With the school year weeks away, Pannell and public health officials in Idaho’s six other health districts are working with K-12 leaders to present more data aimed at helping schools understand where they fall on a tiered system based on the severity of COVID spread.
CDH says it will begin publishing guidelines based on that systems for schools in its area to refer to starting this week.
‘We won’t know for years’
Despite the emphasis on data, a broader reality hangs over the efforts — and anguish — of back-to-school 2020-21: a lack of consensus about how reopening classrooms will impact public health.
Like other states, Idaho shuttered its schools amid the first wave of coronavirus infections. A full picture of the impact of letting students return is yet to be seen.

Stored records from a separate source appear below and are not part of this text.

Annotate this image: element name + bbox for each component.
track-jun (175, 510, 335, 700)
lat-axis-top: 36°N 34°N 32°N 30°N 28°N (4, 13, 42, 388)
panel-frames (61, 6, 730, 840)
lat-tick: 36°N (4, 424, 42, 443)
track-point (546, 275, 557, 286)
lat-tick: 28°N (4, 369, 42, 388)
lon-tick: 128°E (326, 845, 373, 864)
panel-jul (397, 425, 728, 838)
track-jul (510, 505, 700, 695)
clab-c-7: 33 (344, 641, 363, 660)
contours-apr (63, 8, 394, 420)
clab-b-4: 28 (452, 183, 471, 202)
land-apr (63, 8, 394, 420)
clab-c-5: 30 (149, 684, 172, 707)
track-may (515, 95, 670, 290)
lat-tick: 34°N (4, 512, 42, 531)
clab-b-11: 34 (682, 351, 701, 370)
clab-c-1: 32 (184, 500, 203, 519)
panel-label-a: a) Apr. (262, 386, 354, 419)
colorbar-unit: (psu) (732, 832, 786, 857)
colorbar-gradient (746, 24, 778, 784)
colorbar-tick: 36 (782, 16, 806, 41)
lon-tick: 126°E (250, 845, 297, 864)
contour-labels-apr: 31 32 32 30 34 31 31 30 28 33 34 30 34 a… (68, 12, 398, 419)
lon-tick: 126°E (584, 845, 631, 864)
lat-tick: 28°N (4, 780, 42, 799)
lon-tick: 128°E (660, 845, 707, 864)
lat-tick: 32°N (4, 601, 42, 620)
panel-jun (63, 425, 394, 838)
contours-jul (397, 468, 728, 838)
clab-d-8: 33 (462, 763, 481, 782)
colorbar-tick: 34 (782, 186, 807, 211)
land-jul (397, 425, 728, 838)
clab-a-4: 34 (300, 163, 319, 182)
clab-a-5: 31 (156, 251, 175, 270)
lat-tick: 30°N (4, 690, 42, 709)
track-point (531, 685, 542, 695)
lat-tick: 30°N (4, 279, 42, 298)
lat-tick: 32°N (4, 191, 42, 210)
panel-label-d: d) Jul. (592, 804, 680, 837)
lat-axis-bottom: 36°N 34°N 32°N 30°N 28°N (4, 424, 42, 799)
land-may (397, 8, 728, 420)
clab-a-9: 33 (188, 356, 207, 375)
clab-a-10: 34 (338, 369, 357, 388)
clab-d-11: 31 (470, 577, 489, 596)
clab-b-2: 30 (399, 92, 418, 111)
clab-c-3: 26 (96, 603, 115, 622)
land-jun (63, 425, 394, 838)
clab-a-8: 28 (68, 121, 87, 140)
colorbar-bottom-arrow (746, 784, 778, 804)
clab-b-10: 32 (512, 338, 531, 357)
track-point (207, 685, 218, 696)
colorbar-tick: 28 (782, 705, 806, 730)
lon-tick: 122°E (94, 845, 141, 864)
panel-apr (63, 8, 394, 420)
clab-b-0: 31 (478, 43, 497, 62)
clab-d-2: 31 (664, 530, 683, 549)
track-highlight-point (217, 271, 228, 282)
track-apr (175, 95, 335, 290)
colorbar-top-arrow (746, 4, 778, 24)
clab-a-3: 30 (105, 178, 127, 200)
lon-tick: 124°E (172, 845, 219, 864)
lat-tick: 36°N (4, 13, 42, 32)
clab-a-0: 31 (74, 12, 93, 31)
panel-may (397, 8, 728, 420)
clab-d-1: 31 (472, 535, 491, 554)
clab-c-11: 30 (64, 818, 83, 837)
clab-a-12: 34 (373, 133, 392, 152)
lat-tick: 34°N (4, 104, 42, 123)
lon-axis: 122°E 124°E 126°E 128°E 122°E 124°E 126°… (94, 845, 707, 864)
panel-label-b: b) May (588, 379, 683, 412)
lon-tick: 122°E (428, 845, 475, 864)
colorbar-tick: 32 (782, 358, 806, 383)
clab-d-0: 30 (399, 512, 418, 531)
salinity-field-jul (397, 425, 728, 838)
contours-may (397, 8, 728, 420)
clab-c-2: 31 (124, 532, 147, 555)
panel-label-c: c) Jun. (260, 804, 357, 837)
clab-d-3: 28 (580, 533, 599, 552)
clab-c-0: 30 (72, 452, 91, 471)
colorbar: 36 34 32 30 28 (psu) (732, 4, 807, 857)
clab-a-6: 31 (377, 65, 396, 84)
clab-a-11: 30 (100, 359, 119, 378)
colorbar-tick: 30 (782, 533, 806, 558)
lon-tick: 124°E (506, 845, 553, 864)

And understanding the full range of impacts could take a while — even as Idaho’s confirmed or probable cases of coronavirus surpass 20,333 and deaths from COVID-19 surpass 179.
“We won’t likely know for years,” said Pannell.
The New York Times Magazine last week underscored the lingering lack of a nationwide consensus about reopening schools.
On top of limited data resulting from last year’s closures, much of the research is preliminary.
Some consensus exists that kids under 10 years old are less likely to contract and spread the disease. But research gathered to make that determination doesn’t include contact tracing over time and randomized testing.
It’s also still unclear how hard-to-identify asymptomatic children spread the disease, which begs the question: How will a return to school for kids impact teachers? How will things shake out in the state’s middle schools and high schools, where students are potentially more prone to catch and spread the disease?
Pannell acknowledged a range of unknowns but worries about the wide-ranging repercussions keeping kids out of schools could have.
“I’m not sure we can wait that long,” she said, reemphasizing the need for things like wearing masks and washing hands.
Others see things differently.
Amanda Ferguson, a science teacher in the Nampa district, testified during a recent school board meeting about three “preventable” deaths of prior students.
Face-to-face learning in Canyon County at this stage of the pandemic could make losing more students a reality, Ferguson worries.
“If I could have prevented their deaths, what lengths would I have gone through to do so,” Ferguson said. “So, the idea of going back now, risking their lives and my own… is untenable. It’s not a choice we should be forced to make.”